Por felipe.martins
Publicado 02/12/2015 02:28 | Atualizado 02/12/2015 02:34

Rio - A venda de direitos sobre a arrecadação de royalties, que aliviaria a situação dos cofres do governo estadual, foi abortada por conta de problemas como o deságio oferecido pelo Banco do Brasil e pela Caixa. O desconto proposto pelas instituições financeiras poderia chegar a 60%, o que diminuiria muito o valor a ser embolsado pelo governo.

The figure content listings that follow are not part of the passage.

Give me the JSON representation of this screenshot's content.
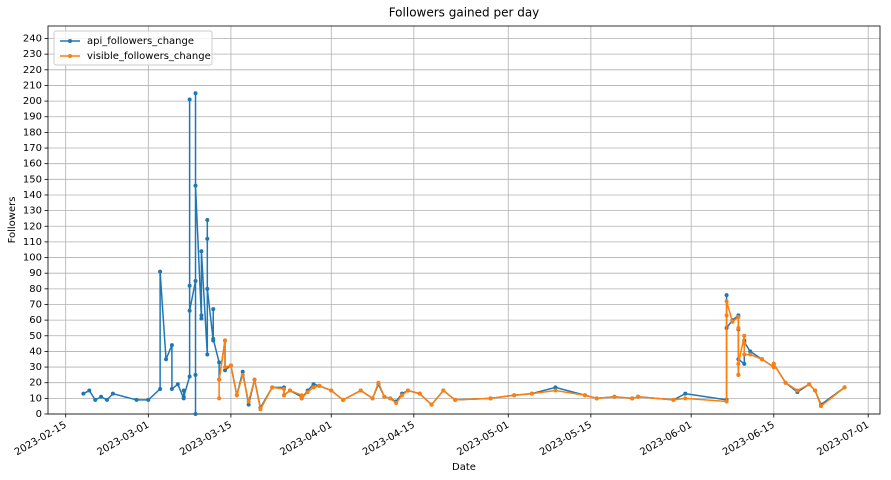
{
  "chart_data": {
    "type": "line",
    "title": "Followers gained per day",
    "x_label": "Date",
    "y_label": "Followers",
    "xlim": [
      "2023-02-12",
      "2023-07-03"
    ],
    "xticks": [
      "2023-02-15",
      "2023-03-01",
      "2023-03-15",
      "2023-04-01",
      "2023-04-15",
      "2023-05-01",
      "2023-05-15",
      "2023-06-01",
      "2023-06-15",
      "2023-07-01"
    ],
    "ylim": [
      0,
      248
    ],
    "yticks": [
      0,
      10,
      20,
      30,
      40,
      50,
      60,
      70,
      80,
      90,
      100,
      110,
      120,
      130,
      140,
      150,
      160,
      170,
      180,
      190,
      200,
      210,
      220,
      230,
      240
    ],
    "grid": true,
    "legend": "upper left",
    "series": [
      {
        "name": "api_followers_change",
        "color": "#1f77b4",
        "x": [
          "2023-02-18",
          "2023-02-19",
          "2023-02-20",
          "2023-02-21",
          "2023-02-22",
          "2023-02-23",
          "2023-02-27",
          "2023-03-01",
          "2023-03-03",
          "2023-03-03",
          "2023-03-04",
          "2023-03-05",
          "2023-03-05",
          "2023-03-06",
          "2023-03-07",
          "2023-03-07",
          "2023-03-07",
          "2023-03-08",
          "2023-03-08",
          "2023-03-08",
          "2023-03-08",
          "2023-03-09",
          "2023-03-09",
          "2023-03-09",
          "2023-03-09",
          "2023-03-09",
          "2023-03-10",
          "2023-03-10",
          "2023-03-10",
          "2023-03-11",
          "2023-03-11",
          "2023-03-11",
          "2023-03-11",
          "2023-03-12",
          "2023-03-12",
          "2023-03-12",
          "2023-03-13",
          "2023-03-13",
          "2023-03-14",
          "2023-03-14",
          "2023-03-15",
          "2023-03-16",
          "2023-03-17",
          "2023-03-18",
          "2023-03-19",
          "2023-03-20",
          "2023-03-22",
          "2023-03-24",
          "2023-03-24",
          "2023-03-25",
          "2023-03-27",
          "2023-03-27",
          "2023-03-28",
          "2023-03-29",
          "2023-03-30",
          "2023-04-01",
          "2023-04-03",
          "2023-04-06",
          "2023-04-08",
          "2023-04-09",
          "2023-04-10",
          "2023-04-11",
          "2023-04-12",
          "2023-04-13",
          "2023-04-14",
          "2023-04-16",
          "2023-04-18",
          "2023-04-20",
          "2023-04-22",
          "2023-04-28",
          "2023-05-02",
          "2023-05-05",
          "2023-05-09",
          "2023-05-14",
          "2023-05-16",
          "2023-05-19",
          "2023-05-22",
          "2023-05-23",
          "2023-05-29",
          "2023-05-31",
          "2023-06-07",
          "2023-06-07",
          "2023-06-07",
          "2023-06-08",
          "2023-06-09",
          "2023-06-09",
          "2023-06-09",
          "2023-06-09",
          "2023-06-10",
          "2023-06-10",
          "2023-06-10",
          "2023-06-11",
          "2023-06-13",
          "2023-06-15",
          "2023-06-15",
          "2023-06-17",
          "2023-06-19",
          "2023-06-21",
          "2023-06-22",
          "2023-06-23",
          "2023-06-27"
        ],
        "values": [
          13,
          15,
          9,
          11,
          9,
          13,
          9,
          9,
          16,
          91,
          35,
          44,
          16,
          19,
          10,
          15,
          11,
          24,
          82,
          201,
          66,
          85,
          0,
          205,
          25,
          146,
          61,
          63,
          104,
          38,
          112,
          124,
          80,
          47,
          67,
          48,
          33,
          22,
          47,
          28,
          31,
          12,
          27,
          6,
          22,
          4,
          17,
          17,
          12,
          15,
          11,
          10,
          15,
          19,
          18,
          15,
          9,
          15,
          10,
          19,
          11,
          10,
          8,
          13,
          15,
          13,
          6,
          15,
          9,
          10,
          12,
          13,
          17,
          12,
          10,
          11,
          10,
          11,
          9,
          13,
          9,
          76,
          55,
          60,
          63,
          25,
          54,
          35,
          32,
          47,
          46,
          40,
          35,
          30,
          32,
          20,
          14,
          19,
          15,
          6,
          17
        ]
      },
      {
        "name": "visible_followers_change",
        "color": "#ff7f0e",
        "x": [
          "2023-03-13",
          "2023-03-13",
          "2023-03-14",
          "2023-03-14",
          "2023-03-15",
          "2023-03-16",
          "2023-03-17",
          "2023-03-18",
          "2023-03-19",
          "2023-03-20",
          "2023-03-22",
          "2023-03-24",
          "2023-03-24",
          "2023-03-25",
          "2023-03-27",
          "2023-03-27",
          "2023-03-28",
          "2023-03-29",
          "2023-03-30",
          "2023-04-01",
          "2023-04-03",
          "2023-04-06",
          "2023-04-08",
          "2023-04-09",
          "2023-04-10",
          "2023-04-11",
          "2023-04-12",
          "2023-04-13",
          "2023-04-14",
          "2023-04-16",
          "2023-04-18",
          "2023-04-20",
          "2023-04-22",
          "2023-04-28",
          "2023-05-02",
          "2023-05-05",
          "2023-05-09",
          "2023-05-14",
          "2023-05-16",
          "2023-05-19",
          "2023-05-22",
          "2023-05-23",
          "2023-05-29",
          "2023-05-31",
          "2023-06-07",
          "2023-06-07",
          "2023-06-07",
          "2023-06-08",
          "2023-06-09",
          "2023-06-09",
          "2023-06-09",
          "2023-06-09",
          "2023-06-10",
          "2023-06-10",
          "2023-06-10",
          "2023-06-11",
          "2023-06-13",
          "2023-06-15",
          "2023-06-15",
          "2023-06-17",
          "2023-06-19",
          "2023-06-21",
          "2023-06-22",
          "2023-06-23",
          "2023-06-27"
        ],
        "values": [
          10,
          22,
          47,
          30,
          31,
          12,
          25,
          8,
          22,
          3,
          17,
          16,
          12,
          15,
          12,
          10,
          14,
          17,
          18,
          15,
          9,
          15,
          10,
          20,
          11,
          10,
          7,
          12,
          15,
          13,
          6,
          15,
          9,
          10,
          12,
          13,
          15,
          12,
          10,
          11,
          10,
          11,
          9,
          10,
          8,
          63,
          72,
          59,
          62,
          25,
          55,
          32,
          50,
          45,
          38,
          38,
          35,
          30,
          32,
          20,
          15,
          19,
          15,
          5,
          17
        ]
      }
    ]
  }
}
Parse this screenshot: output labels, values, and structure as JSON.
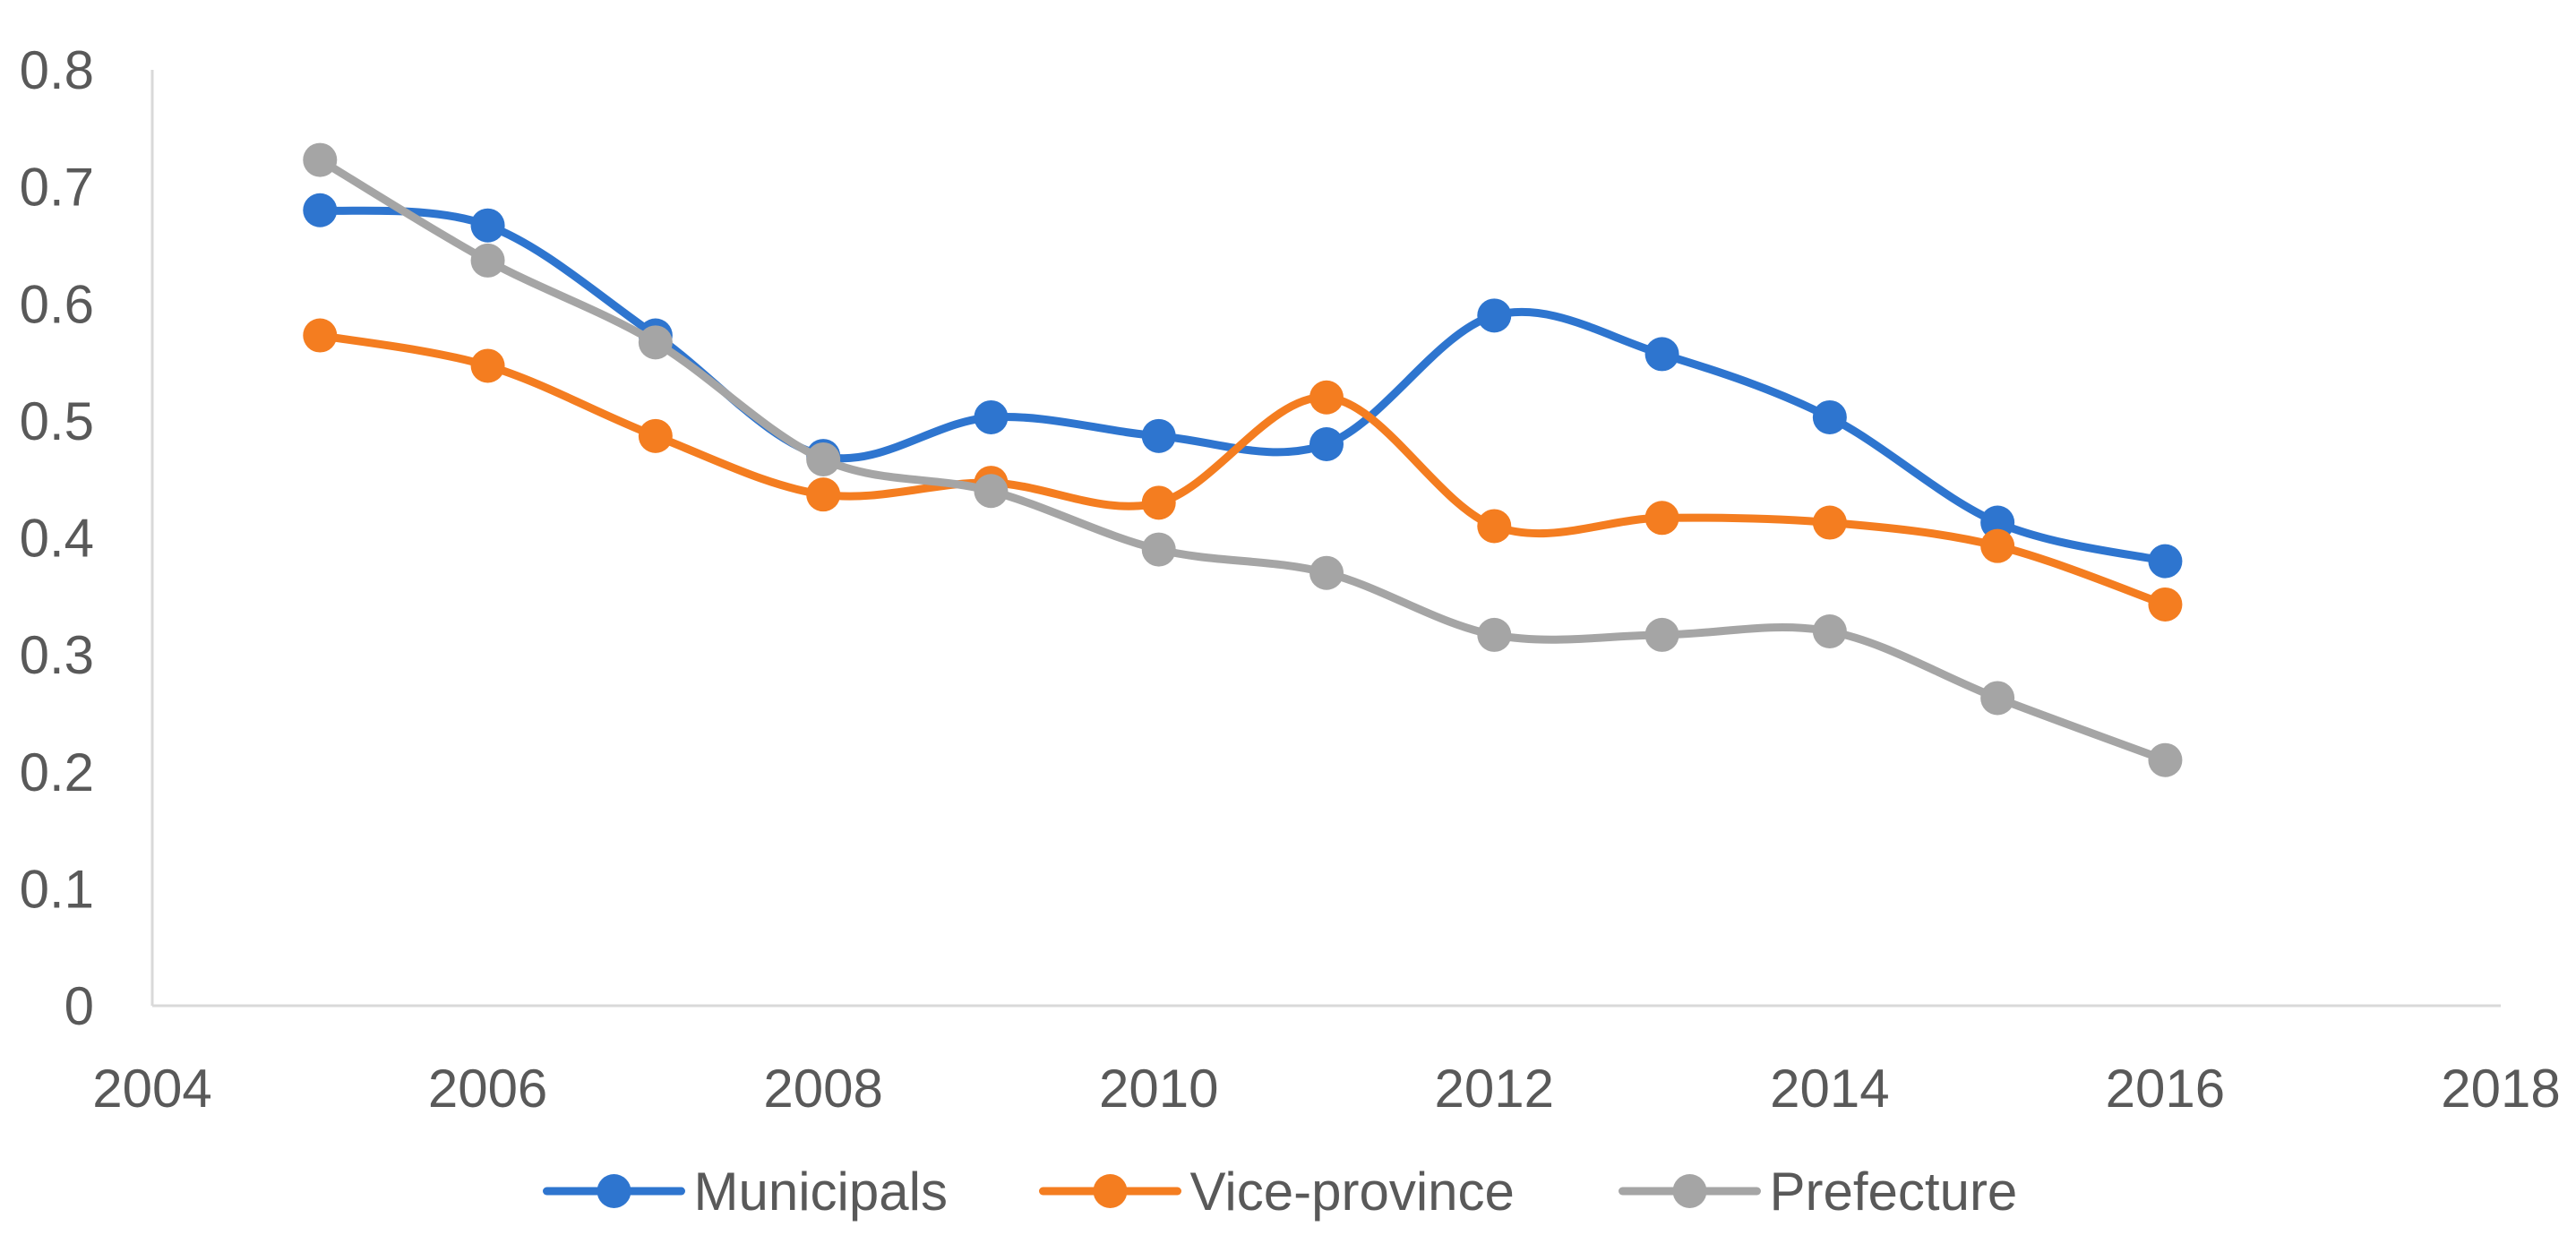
{
  "chart_data": {
    "type": "line",
    "title": "",
    "xlabel": "",
    "ylabel": "",
    "xlim": [
      2004,
      2018
    ],
    "ylim": [
      0,
      0.8
    ],
    "grid": false,
    "legend_position": "bottom",
    "x_ticks": [
      "2004",
      "2006",
      "2008",
      "2010",
      "2012",
      "2014",
      "2016",
      "2018"
    ],
    "x_tick_values": [
      2004,
      2006,
      2008,
      2010,
      2012,
      2014,
      2016,
      2018
    ],
    "y_ticks": [
      "0",
      "0.1",
      "0.2",
      "0.3",
      "0.4",
      "0.5",
      "0.6",
      "0.7",
      "0.8"
    ],
    "y_tick_values": [
      0,
      0.1,
      0.2,
      0.3,
      0.4,
      0.5,
      0.6,
      0.7,
      0.8
    ],
    "x": [
      2005,
      2006,
      2007,
      2008,
      2009,
      2010,
      2011,
      2012,
      2013,
      2014,
      2015,
      2016
    ],
    "series": [
      {
        "name": "Municipals",
        "color": "#2E75CF",
        "values": [
          0.68,
          0.667,
          0.573,
          0.47,
          0.503,
          0.487,
          0.48,
          0.59,
          0.557,
          0.503,
          0.413,
          0.38
        ]
      },
      {
        "name": "Vice-province",
        "color": "#F47D20",
        "values": [
          0.573,
          0.547,
          0.487,
          0.437,
          0.447,
          0.43,
          0.52,
          0.41,
          0.417,
          0.413,
          0.393,
          0.343
        ]
      },
      {
        "name": "Prefecture",
        "color": "#A5A5A5",
        "values": [
          0.723,
          0.637,
          0.567,
          0.467,
          0.44,
          0.39,
          0.37,
          0.317,
          0.317,
          0.32,
          0.263,
          0.21
        ]
      }
    ]
  }
}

Apertado pela necessidade de pagar funcionários e fornecedores, o Palácio Guanabara ainda quer retomar as negociações, que injetariam cerca de R$ 1,5 bilhão em seu caixa. 

Variáveis

Uma dificuldade para o acordo tem sido prever variáveis como o resultado da ação judicial que questiona a redivisão dos royalties do petróleo. Caso o Estado do Rio seja derrotado, o BB e a Caixa levariam muitos anos para poder receber seus créditos — o deságio de 60% seria uma forma de as instituições evitarem prejuízo.

Cofre cheio

Já Eduardo Paes demonstra não estar muito preocupado com os riscos de um calote do governo federal, que banca parte das obras ligadas à Olimpíada. “Nossas contas estão arrumadas. Se eles falharem, eu cubro”, diz.

Visita às bases

Alessandro Molon (Rede) começou sua pré-campanha para a prefeitura. Segunda, reuniu-se, em Ipanema, com um grupo de 90 pessoas, entre eles, o ator Marcos Palmeira.

Banco de reservas

Ala do PSB ligada a movimentos sociais e sindicais pedirá o afastamento de Romário da presidência do PSB-RJ até que ele esclareça suspeitas que envolvem conta na Suíça.

Ato contra milícias

Foi marcada para hoje, às 10h, em Seropédica, uma manifestação contra a opressão das milícias. O Viva Rio diz que o ato terá proteção da polícia.